1. This is an appeal by the judgment-debtor. He, as plaintiff, in March 1908 sued and obtained a decree in a suit against the respondent. On the 13th August 1910 an appeal was prefer red to the District Judge. He affirmed the decision of the Munsif. Against this an appeal was preferred to this Court. On the 6th March 1913 this Court reversed the decision of the District Judge and of the Munsif and dismissed the suit and allowed the defendants in the suit the costs throughout as against the plaintiff who is the present appellant before us and on the 30th April 1915 the decision of the learned Judge was affirmed in a letters Patent Appeal. The decree of the High Court allowed the defendants in the original suit the cost of the appeal to the High Court and the costs before the Munsif and the District Judge. I understood that the costs of the defendants before the District Judge and before the Munsif had been taxed or assessed in those Courts but that, owing to an omission, they had not been inserted in the decree of either Court. Therefore, if the defendants were desirous as they were of executing in full the decree passed in their favour by this Court for costs, it was necessary for them to obtain information with regard to the amount of the costs to which they were entitled in the First Court and in the Court of the District Judge. Then what they did was this: On the 3rd September 1917 they applied to the District Judge to supply the omission in the decrees of both the Courts with regard to costs. On the 1st October 1917 the application was allowed, and the amount of costs of both Courts was inserted. On the 11th February 1920, the original defendants applied for execution of the decree of the High Court. Both the Courts, below have held that the costs awarded by the High Court decree so far as regards the proceedings in this Court Were concerned, were barred by limitation, but they allowed execution in respect of the costs both before the Munsif and before the District Judge holding that the, time ran from the 1st October 1917, and it is in respect of this that the judgment-debtor now appeals to us. There is no dross-appeal to this Court.
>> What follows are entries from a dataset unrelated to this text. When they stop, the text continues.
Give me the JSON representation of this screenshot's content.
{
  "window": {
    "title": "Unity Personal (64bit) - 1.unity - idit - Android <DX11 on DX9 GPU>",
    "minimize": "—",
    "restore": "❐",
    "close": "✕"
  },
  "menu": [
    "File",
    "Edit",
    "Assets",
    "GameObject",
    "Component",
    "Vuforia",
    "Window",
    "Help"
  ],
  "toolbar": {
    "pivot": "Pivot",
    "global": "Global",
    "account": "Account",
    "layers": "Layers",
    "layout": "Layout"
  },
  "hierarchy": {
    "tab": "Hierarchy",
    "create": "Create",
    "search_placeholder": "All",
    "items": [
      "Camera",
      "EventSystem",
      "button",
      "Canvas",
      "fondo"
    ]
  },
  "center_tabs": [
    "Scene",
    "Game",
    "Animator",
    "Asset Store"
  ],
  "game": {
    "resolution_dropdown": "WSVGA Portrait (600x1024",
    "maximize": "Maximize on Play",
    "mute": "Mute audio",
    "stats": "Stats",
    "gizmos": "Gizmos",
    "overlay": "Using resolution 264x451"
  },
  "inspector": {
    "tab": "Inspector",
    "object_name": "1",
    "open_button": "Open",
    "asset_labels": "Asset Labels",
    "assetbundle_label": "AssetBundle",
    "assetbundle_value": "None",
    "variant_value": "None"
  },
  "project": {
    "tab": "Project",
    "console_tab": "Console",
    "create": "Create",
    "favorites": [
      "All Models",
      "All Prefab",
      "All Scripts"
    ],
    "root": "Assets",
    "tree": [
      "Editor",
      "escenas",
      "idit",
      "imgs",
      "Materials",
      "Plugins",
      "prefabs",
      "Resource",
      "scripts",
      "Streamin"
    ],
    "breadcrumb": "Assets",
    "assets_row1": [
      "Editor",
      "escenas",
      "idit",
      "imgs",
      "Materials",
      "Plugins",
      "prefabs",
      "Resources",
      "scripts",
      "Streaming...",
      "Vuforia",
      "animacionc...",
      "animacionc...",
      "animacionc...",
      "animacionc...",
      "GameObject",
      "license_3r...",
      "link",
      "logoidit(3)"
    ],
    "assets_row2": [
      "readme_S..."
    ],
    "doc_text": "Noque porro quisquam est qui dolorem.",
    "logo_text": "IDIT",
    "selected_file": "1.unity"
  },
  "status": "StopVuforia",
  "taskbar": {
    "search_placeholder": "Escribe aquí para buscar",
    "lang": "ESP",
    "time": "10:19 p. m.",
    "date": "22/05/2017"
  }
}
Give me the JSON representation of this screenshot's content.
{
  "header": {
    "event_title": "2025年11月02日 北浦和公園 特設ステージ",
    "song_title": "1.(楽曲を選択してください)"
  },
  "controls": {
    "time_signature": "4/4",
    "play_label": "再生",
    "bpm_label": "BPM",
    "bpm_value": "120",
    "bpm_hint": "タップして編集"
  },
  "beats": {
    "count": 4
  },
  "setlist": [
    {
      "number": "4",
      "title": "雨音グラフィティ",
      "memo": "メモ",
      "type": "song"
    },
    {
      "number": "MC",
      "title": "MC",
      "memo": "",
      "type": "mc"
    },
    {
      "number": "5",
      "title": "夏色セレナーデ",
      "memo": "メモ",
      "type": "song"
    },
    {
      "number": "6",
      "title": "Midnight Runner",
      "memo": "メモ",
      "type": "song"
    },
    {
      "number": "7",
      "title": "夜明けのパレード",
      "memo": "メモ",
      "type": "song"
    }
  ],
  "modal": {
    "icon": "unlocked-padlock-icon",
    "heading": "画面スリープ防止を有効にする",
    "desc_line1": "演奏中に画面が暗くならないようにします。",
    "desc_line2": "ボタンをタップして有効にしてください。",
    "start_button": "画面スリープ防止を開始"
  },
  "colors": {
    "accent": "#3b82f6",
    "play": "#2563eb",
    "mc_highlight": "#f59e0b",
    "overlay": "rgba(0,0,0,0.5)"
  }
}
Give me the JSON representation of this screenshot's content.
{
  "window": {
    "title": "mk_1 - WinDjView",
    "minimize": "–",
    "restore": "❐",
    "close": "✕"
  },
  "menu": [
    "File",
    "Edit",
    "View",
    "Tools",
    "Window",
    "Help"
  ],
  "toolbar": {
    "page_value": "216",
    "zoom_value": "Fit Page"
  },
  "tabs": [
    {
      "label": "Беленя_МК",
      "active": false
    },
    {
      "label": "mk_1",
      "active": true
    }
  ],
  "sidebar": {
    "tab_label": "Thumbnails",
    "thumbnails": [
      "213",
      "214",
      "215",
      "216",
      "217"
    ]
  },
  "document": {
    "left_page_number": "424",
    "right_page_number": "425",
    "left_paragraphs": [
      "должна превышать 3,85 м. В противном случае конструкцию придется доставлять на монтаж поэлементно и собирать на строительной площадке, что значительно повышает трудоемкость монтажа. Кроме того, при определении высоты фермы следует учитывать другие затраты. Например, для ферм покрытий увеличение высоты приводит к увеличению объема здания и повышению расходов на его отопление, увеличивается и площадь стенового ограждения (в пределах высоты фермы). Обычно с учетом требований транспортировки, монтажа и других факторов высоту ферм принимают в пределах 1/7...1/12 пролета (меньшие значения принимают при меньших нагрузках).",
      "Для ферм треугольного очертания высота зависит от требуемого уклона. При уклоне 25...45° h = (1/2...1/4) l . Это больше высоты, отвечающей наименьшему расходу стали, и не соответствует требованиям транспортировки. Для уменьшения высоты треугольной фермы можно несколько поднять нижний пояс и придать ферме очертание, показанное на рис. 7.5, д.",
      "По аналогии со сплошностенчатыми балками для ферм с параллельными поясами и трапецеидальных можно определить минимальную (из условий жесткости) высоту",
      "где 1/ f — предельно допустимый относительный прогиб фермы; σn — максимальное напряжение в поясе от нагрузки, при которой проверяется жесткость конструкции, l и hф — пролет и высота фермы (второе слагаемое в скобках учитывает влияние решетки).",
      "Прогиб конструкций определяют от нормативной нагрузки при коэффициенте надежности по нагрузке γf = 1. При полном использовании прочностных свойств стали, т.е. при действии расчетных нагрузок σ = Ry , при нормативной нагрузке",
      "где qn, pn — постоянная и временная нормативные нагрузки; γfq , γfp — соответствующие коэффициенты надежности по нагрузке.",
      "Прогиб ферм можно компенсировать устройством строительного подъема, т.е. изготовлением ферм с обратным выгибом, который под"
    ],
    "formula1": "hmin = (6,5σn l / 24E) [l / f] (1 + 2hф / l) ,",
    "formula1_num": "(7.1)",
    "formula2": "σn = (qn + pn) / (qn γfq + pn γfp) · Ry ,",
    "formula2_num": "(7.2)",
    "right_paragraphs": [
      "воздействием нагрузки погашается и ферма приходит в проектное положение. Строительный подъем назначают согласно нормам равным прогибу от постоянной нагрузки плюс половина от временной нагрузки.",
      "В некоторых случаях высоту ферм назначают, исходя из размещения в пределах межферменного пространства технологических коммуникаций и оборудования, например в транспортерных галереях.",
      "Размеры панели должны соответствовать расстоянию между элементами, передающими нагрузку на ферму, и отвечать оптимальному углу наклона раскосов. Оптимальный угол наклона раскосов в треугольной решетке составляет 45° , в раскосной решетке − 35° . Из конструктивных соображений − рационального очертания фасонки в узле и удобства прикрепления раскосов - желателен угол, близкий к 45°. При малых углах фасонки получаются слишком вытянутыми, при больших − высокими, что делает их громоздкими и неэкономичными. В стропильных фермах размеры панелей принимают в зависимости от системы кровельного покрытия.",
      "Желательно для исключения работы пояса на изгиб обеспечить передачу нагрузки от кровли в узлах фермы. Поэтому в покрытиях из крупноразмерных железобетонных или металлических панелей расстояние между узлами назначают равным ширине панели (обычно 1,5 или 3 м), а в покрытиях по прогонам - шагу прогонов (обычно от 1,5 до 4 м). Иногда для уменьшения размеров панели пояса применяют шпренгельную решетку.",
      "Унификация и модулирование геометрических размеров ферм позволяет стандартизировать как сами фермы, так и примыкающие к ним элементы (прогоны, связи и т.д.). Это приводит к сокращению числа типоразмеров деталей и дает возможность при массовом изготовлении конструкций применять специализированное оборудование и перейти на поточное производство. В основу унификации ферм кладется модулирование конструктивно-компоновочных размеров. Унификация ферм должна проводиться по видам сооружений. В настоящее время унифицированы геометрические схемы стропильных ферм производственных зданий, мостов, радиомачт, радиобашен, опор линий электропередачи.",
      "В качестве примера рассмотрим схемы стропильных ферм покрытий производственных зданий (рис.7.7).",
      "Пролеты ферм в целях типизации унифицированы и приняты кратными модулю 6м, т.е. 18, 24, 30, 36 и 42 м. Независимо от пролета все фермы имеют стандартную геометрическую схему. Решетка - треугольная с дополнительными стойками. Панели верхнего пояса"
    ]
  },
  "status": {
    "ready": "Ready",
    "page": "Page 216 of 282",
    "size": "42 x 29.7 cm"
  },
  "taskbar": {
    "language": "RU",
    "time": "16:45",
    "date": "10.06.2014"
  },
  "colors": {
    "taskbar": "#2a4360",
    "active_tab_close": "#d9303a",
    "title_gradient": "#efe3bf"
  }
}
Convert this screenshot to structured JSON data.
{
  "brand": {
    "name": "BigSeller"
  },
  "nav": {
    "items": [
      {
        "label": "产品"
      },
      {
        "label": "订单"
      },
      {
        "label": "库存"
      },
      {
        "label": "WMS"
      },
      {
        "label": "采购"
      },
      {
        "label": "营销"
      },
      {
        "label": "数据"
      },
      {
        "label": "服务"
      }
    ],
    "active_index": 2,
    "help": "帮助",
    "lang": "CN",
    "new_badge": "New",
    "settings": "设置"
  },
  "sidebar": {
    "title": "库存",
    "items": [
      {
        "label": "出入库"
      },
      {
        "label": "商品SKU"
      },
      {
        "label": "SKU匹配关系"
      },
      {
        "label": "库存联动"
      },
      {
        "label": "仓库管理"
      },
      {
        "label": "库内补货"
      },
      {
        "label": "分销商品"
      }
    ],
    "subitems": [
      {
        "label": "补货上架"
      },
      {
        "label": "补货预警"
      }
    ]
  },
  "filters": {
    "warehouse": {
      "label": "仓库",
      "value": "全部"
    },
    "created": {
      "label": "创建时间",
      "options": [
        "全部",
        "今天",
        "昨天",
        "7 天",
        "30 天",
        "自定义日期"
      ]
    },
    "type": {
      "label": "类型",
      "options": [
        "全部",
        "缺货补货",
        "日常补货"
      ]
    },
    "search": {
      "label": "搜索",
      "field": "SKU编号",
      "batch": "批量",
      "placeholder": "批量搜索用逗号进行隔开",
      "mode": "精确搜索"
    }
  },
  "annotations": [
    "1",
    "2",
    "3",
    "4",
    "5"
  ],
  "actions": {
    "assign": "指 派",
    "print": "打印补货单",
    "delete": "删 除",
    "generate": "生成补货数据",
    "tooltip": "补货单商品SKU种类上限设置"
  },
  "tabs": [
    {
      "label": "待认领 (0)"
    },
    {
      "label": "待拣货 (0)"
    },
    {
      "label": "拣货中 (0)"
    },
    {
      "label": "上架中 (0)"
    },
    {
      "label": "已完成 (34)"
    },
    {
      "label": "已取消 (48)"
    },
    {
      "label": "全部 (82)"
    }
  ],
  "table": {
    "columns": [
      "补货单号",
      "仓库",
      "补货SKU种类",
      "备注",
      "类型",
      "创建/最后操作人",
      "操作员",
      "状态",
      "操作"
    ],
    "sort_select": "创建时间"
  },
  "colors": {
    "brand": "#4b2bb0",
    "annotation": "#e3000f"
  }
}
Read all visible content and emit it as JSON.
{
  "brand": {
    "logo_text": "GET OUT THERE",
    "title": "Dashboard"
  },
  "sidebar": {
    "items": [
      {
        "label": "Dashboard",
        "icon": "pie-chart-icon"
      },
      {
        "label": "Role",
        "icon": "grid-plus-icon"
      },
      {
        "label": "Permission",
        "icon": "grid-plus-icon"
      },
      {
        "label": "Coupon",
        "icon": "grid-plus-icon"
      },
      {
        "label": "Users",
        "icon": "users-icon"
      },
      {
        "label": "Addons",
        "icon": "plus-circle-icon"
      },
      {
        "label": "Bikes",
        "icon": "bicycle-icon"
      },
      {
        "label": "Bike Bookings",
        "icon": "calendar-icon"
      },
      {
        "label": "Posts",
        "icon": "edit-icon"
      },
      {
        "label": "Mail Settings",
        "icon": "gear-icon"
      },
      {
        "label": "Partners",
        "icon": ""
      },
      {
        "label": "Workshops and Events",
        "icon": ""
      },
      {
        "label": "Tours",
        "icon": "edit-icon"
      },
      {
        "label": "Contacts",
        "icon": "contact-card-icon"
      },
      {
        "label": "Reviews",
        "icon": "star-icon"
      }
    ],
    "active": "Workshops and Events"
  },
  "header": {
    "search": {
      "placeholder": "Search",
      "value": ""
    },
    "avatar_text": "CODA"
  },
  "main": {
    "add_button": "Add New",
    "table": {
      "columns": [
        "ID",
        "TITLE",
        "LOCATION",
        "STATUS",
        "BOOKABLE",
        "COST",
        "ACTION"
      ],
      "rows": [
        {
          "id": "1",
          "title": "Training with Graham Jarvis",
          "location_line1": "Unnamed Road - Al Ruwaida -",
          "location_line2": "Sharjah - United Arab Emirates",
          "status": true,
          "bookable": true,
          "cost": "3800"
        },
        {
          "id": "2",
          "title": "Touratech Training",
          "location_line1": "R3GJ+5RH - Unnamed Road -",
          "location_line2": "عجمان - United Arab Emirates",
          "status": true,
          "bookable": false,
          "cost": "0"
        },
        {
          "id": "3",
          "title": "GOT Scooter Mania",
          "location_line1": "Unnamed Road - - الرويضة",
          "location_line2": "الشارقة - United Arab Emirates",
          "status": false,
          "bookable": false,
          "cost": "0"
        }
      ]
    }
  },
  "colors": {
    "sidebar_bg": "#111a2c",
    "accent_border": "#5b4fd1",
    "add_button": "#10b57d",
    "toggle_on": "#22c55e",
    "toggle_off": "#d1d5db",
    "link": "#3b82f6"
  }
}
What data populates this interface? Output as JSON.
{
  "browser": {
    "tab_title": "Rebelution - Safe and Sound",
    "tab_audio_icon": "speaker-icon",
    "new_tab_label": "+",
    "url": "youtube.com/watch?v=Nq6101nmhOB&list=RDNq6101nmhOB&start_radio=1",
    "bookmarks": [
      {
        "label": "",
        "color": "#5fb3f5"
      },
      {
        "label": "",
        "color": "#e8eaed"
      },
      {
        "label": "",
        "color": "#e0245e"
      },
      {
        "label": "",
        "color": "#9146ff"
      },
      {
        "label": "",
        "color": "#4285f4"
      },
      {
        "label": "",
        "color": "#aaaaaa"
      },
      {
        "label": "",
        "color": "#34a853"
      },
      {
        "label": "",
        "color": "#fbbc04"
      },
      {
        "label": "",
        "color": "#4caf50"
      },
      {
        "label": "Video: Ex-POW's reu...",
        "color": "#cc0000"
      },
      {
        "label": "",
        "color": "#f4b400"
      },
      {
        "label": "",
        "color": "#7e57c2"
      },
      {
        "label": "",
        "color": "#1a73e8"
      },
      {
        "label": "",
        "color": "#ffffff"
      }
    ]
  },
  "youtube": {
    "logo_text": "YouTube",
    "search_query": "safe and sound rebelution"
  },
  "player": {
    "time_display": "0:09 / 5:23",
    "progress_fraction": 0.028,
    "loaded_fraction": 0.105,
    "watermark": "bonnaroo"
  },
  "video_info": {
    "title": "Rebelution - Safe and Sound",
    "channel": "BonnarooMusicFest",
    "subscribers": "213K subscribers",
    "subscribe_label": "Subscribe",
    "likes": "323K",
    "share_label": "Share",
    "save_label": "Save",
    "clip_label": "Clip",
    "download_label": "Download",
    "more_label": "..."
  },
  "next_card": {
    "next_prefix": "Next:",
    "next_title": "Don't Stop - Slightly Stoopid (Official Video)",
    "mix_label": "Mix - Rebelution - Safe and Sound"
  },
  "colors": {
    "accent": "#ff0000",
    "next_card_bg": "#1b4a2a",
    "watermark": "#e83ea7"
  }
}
2. Now, first of all it is said on behalf of the appellant that the District Judge had no jurisdiction to make the amendment which he has done and that the only Court which could have made the amendment was this Court and the only decree capable of execution was the decree of the 6th March 1913 which was affirmed in the letters Patent Appeal. We have been referred in support of the contention raised before us by the appellant to three decisions. The first of them is the case of Sri Gobind Sing v. Gangatri Pershad Singh 6 C.L.J 542 and the other two were the cases of Rameswar Malia v. Bhaba Sundari Debi 5 Ind. Cas. 304 : 11 C.L.J. 81 and Aghora Kumar Ganguli v. Mahomed Musa 5 Ind. Cas. 723 : 11 C.L.J. 155. These are decisions which support the contentions of the appellant that the District Judge was acting ultra vires in amending the decree, but it does not seem to us if we examine facts of this case that the District Judge really amended the decree. It was necessary, after the decision of this Court, to obtain certain information which was in existence and it was in fact this information which was obtained on the 1st October 1917. We accordingly think that limitation did not commence to run until the 1st October 1917 when information necessary to execute the High Court's decree had been obtained and that decree was, as seems to us, for the first time then capable of execution. It has been argued that, even apart from this information, the decree might have been executed in respect of the costs allowed in the proceedings in this, Court, but it seems to us that treating the matter broadly you could not say that the decree of this Court was really capable of execution until the information had been obtained which was necessary to complete it. This being so, we think that no question of ultra vires action arises, and what the Judge did was not really in effect and substance to amend the decree. So far as limitation is concerned this question does not arise. As already stated, the decree of this Court was not capable of execution until the 1st October 1917. We agree, moreover, in what has been said in the judgment of the Court below, namely, that the Executing Court was not the Court to decide as to whether the so-called amendment was ultra vires.
3. In the result this appeal fails and is dismissed with costs. We assess the heating fee at two gold mohurs.